L’État d’abord peut intervenir par voie de réglementation. Ici, deux systèmes sont en présence : le système préventif, cher à une école d’après laquelle « il vaut mieux prévenir le mal que d’avoir à le réparer » et qui multiplie les règlements sans mesure, et le système répressif, qui laisse à la liberté individuelle son libre développement, en se contentant d’en réprimer les abus. Entre les deux systèmes, le choix des économistes ne saurait être douteux : le régime préventif généralisé, c’est la négation, c’est l’anéantissement de la liberté humaine. Le système répressif doit être la règle du gouvernement, mais à une double condition : 1/ que la réparation de la lésion du droit menacé par la liberté individuelle soit possible ; 2/ que la liberté individuelle existe.

Voici donc deux cas généraux dans lesquels l’État pourra intervenir par voie de réglementation préventive. Premier cas, il pourra intervenir quand la réparation sera impossible, parce que, dans ce cas, le système répressif est manifestement impuissant : ainsi l’État pourra faire des règlements préventifs pour protéger la sécurité publique, attendu que, si elle est compromise, aucune réparation n’est possible. Si l’on installe à côté de moi, dit l’orateur, un dépôt de matières explosives qui peut à tout instant faire sauter ma maison et m’ensevelir sous ses ruines, la répression pénale qui pourra intervenir ensuite, voire même dans les dommages-intérêts accordés à mes héritiers ne constitueront évidemment pas une réparation pour moi. L’État du reste est dans son domaine essentiel quand il assure la sécurité, et nul ne saurait contester le principe de cette intervention ; c’est seulement une question de mesure dans l’application.

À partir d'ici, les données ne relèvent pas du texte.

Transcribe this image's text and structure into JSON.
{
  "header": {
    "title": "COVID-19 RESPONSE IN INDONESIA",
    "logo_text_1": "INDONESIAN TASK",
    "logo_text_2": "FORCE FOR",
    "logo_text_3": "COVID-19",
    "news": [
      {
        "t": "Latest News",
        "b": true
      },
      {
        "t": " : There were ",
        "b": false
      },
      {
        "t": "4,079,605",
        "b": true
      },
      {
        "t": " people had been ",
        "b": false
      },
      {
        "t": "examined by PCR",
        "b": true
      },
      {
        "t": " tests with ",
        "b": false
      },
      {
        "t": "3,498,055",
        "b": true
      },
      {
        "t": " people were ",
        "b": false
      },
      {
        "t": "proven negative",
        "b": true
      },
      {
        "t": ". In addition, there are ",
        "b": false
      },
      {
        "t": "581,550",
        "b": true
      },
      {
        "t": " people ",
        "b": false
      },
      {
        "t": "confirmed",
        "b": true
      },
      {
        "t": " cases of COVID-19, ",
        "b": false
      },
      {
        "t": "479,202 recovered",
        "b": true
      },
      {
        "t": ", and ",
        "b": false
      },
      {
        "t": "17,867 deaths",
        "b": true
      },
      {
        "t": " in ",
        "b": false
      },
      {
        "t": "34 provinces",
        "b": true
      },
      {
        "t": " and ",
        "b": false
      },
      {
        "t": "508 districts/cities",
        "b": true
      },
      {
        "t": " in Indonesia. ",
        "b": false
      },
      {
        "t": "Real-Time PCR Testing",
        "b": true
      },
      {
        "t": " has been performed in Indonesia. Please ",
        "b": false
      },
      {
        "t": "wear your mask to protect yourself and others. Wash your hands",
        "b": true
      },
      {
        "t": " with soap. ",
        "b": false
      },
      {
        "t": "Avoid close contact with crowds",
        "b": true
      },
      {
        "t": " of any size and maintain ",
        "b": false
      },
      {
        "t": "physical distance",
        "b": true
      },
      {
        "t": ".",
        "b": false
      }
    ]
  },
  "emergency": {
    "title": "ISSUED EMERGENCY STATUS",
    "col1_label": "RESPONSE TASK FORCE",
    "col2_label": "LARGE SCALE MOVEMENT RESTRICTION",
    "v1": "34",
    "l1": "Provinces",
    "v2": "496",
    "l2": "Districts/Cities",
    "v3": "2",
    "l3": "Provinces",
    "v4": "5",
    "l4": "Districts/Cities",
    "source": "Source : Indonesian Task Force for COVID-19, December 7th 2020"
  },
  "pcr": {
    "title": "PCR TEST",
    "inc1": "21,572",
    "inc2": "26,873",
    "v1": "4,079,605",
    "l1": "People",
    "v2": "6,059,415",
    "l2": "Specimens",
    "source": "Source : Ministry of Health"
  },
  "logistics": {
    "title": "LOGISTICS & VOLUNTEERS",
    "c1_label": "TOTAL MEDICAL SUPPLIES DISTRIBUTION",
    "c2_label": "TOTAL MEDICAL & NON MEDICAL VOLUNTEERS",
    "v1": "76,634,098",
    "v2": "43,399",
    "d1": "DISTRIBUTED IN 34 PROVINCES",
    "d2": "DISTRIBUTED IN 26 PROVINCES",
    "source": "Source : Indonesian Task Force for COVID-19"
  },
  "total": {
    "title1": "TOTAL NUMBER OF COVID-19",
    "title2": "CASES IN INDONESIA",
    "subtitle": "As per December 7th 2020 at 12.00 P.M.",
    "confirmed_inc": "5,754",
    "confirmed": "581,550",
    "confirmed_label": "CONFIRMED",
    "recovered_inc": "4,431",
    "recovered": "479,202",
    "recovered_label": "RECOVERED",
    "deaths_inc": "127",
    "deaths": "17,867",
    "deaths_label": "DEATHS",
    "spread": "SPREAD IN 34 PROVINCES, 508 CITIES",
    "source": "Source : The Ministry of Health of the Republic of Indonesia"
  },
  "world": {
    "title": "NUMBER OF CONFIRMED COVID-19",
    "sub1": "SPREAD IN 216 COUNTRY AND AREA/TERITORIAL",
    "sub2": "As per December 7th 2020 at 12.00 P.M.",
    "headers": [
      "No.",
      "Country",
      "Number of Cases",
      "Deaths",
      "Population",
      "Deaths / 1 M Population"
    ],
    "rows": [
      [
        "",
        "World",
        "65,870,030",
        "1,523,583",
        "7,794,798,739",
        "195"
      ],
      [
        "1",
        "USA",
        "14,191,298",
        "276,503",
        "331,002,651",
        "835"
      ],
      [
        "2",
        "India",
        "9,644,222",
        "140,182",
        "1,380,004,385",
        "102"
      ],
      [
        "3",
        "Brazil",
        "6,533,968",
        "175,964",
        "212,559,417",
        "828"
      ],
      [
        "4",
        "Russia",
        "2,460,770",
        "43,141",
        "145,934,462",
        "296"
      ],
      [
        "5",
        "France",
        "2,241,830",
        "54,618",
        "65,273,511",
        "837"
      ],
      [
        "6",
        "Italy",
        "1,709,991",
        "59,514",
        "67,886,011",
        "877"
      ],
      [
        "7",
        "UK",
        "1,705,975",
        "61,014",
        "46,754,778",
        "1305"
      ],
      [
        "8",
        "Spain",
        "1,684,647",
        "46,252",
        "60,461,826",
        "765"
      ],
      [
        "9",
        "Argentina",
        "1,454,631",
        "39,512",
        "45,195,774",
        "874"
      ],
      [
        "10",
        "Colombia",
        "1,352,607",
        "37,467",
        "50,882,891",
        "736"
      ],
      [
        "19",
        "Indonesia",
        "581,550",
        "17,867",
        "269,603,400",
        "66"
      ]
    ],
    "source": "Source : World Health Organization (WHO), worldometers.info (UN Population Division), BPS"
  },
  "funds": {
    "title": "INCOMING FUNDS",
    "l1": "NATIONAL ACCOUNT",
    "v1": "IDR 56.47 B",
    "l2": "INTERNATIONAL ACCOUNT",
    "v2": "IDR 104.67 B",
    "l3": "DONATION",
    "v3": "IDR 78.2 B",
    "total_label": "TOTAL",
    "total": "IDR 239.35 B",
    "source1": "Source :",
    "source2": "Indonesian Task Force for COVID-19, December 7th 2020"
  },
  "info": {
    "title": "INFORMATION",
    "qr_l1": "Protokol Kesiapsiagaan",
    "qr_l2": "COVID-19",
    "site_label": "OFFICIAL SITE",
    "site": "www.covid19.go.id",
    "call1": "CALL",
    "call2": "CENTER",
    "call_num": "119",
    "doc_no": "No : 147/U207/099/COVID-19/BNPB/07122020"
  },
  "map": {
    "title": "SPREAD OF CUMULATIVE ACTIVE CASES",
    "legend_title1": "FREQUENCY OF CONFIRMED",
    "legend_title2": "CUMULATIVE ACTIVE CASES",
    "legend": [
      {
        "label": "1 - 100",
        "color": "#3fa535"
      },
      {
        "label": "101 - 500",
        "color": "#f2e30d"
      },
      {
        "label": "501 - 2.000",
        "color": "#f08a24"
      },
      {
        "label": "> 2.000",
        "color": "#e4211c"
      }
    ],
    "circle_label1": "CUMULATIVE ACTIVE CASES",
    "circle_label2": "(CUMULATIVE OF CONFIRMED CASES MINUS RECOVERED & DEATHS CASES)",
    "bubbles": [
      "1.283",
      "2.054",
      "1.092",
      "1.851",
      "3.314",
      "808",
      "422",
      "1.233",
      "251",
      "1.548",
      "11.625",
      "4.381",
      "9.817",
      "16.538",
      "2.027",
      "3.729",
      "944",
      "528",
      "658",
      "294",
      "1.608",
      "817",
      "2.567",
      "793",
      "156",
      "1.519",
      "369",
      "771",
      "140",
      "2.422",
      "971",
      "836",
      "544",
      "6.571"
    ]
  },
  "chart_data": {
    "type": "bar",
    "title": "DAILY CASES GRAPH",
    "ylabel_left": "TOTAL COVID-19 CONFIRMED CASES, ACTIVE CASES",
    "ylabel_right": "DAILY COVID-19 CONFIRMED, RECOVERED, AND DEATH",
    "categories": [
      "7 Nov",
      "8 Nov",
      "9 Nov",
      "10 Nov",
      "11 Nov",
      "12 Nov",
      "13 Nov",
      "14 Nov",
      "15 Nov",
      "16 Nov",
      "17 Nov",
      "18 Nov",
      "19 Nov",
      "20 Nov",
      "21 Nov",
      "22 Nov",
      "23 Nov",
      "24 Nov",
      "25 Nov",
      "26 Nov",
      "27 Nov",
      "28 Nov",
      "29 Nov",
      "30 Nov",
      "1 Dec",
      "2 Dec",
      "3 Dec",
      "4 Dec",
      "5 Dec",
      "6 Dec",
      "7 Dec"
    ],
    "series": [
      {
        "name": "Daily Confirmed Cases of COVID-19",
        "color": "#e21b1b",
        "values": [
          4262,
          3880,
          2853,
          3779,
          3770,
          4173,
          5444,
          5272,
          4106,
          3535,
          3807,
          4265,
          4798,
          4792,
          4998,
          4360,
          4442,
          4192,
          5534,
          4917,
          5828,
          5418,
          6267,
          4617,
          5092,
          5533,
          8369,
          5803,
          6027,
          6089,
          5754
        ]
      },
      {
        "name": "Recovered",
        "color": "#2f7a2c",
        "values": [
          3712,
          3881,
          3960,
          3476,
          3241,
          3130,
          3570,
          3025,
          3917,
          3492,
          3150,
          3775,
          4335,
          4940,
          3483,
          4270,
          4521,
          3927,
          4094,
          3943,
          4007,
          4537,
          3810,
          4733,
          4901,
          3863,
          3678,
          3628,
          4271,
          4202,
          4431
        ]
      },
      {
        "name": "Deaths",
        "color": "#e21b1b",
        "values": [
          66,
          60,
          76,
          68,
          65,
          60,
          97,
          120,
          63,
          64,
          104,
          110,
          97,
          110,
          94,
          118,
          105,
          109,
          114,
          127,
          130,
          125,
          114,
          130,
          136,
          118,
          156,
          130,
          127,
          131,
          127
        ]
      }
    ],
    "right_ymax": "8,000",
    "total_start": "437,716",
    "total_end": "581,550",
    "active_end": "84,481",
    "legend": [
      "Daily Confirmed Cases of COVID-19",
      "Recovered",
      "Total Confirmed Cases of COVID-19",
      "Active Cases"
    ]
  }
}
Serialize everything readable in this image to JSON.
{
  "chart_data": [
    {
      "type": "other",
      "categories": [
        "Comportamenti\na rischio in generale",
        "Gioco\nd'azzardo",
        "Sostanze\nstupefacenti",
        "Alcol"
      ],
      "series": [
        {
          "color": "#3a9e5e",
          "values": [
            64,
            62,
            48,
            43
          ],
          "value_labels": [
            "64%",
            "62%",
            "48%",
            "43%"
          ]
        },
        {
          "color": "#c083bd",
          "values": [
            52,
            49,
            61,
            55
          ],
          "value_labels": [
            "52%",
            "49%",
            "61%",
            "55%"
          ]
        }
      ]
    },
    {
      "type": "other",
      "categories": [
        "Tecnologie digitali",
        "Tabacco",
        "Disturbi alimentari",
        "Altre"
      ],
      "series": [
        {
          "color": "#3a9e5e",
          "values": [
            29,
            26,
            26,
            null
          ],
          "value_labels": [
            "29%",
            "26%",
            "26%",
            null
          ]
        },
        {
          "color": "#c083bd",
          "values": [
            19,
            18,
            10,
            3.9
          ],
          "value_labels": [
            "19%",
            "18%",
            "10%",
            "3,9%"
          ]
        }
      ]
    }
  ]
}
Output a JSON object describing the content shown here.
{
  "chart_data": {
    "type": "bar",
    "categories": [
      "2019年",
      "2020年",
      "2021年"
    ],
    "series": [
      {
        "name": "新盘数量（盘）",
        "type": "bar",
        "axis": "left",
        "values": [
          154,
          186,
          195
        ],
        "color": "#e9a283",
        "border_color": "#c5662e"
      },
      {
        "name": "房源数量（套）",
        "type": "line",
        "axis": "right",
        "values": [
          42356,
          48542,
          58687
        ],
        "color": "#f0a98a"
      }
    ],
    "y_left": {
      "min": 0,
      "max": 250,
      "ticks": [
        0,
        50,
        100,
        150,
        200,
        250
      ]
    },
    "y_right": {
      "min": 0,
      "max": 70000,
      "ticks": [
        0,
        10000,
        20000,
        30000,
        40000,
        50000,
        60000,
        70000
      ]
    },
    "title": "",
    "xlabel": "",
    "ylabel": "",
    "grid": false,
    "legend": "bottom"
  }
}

Ainsi, l’on peut trouver que l’État va trop loin chez nous dans la réglementation des établissements dangereux, incommodes et insalubres ; les mots mêmes le prouvent : la réglementation préventive n’est nécessaire que contre un danger, un mal irréparable ; la répression suffit à tout ce qui n’est qu’incommodité. Deuxième cas, l’État pourra intervenir par réglementation préventive, lorsque la liberté fait défaut en droit ; et il faudra qu’il intervienne dans l’intérêt de la liberté elle-même. Ainsi, l’État pourra réglementer le travail des enfants dans les usines et manufactures, parce que l’enfant ne travaille pas sous le régime de la liberté ; il est soumis à une autorité dont il peut être fait abus, dont il est trop souvent fait abus, et il faut qu’il soit protégé contre ces abus possibles d’autorité. On en pourrait dire autant de la femme mariée. Ainsi encore l’État pourra et devra réglementer toute industrie qui s’exerce nécessairement sous le régime du monopole ; M. Villey ne parle pas bien entendu des monopoles qui peuvent s’établir en fait et contre lesquels la seule possibilité de la concurrence constitue une garantie insuffisante, mais des monopoles de droit, comme sont chez nous les chemins de fer : un pareil monopole étant exclusif de la liberté individuelle, de la liberté des consommateurs, l’État doit intervenir pour protéger le public contre ses dangers. Voilà les deux cas généraux dans lesquels l’État peut intervenir par voie de réglementation préventive, et, si l’on ajoute que l’État a qualité pour contrôler les instruments généraux du commerce qui ne peuvent remplir leur fonction que par l’unité et la garantie officielle, c’est à dire les poids et mesures et les monnaies, l’orateur n’aperçoit pas d’autre hypothèse qui légitime l’intervention réglementaire de l’État.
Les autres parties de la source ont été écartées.